Following the recent downgrading of credit ratings for a number of financial institutions by Moody’s Investor Services, the Central Bank of Ireland (the “Central Bank“) has clarified its position regarding breaches of its minimum credit ratings requirements for prime brokers and other counterparties.
Guidance Note 2/11 “Professional collective investment schemes: Appointment of prime brokers and related issues” (the “Guidance Note”) provides that a prime broker, or its parent company, must have a minimum credit rating of A-1 (from Standard and Poor’s) or equivalent. In the event of a downgrade of a prime broker to A-2 or equivalent (but not lower), the Central Bank has indicated that it will permit the relationship with the prime broker to remain in place where net exposure of the fund to the prime broker is less than 40% of net asset value (or 20% / 30% in the event that the fund is a professional investor fund). This requirement will apply in addition to any existing contractual limits on re-hypothecation of fund assets by the prime broker.
Other OTC counterparties
The Guidance Note also provides that a non-UCITS fund may enter into collateral arrangements with OTC counterparties whereby assets of the fund are passed outside of the control of the trustee / custodian where such assets may be pledged, lent or re-hypothecated by the counterparty. Any such counterparty must have a minimum credit rating of A-2 (from Standard and Poor’s) or equivalent. Where such an existing OTC counterparty is downgraded to below A-2 or equivalent, the Central Bank has indicated that the fund must consider as a priority objective the remedying of the situation, taking into account the best interests of unitholders.
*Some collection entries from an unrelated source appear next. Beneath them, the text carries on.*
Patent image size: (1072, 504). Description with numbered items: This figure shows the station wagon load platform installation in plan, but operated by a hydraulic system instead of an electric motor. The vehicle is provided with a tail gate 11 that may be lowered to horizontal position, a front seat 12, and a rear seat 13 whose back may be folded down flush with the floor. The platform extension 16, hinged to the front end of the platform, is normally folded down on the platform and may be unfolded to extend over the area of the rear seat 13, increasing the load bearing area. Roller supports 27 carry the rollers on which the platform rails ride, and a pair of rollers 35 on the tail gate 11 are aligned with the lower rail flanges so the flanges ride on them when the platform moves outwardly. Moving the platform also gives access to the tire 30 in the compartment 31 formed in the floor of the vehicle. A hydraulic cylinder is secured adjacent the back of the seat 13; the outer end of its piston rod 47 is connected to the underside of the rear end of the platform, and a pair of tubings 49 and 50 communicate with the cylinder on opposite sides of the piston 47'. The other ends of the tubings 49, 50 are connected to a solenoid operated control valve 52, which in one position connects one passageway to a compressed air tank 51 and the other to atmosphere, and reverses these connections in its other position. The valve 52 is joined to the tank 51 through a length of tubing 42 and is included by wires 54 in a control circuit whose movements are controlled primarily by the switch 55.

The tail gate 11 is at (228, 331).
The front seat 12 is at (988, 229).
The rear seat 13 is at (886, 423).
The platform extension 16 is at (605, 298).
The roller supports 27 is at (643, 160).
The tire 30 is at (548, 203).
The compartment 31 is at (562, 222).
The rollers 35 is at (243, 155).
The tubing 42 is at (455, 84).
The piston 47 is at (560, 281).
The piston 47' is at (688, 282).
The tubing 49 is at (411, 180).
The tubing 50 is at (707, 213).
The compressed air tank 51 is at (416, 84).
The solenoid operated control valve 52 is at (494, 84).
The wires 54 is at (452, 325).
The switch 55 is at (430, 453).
Where the fund determines to maintain an existing position with such a counterparty it must continue to actively monitor the creditworthiness of the counterparty by conducting internal rating assessments and must inform the Central Bank of any breach and the proposed remediation plan.
Investment funds entering into new OTC derivative transactions, efficient portfolio management techniques or prime brokerage arrangements must adhere to the rating requirements in the Central Bank’s Notices and Guidance Notes and so may not enter into an arrangement with entities rated below the relevant thresholds.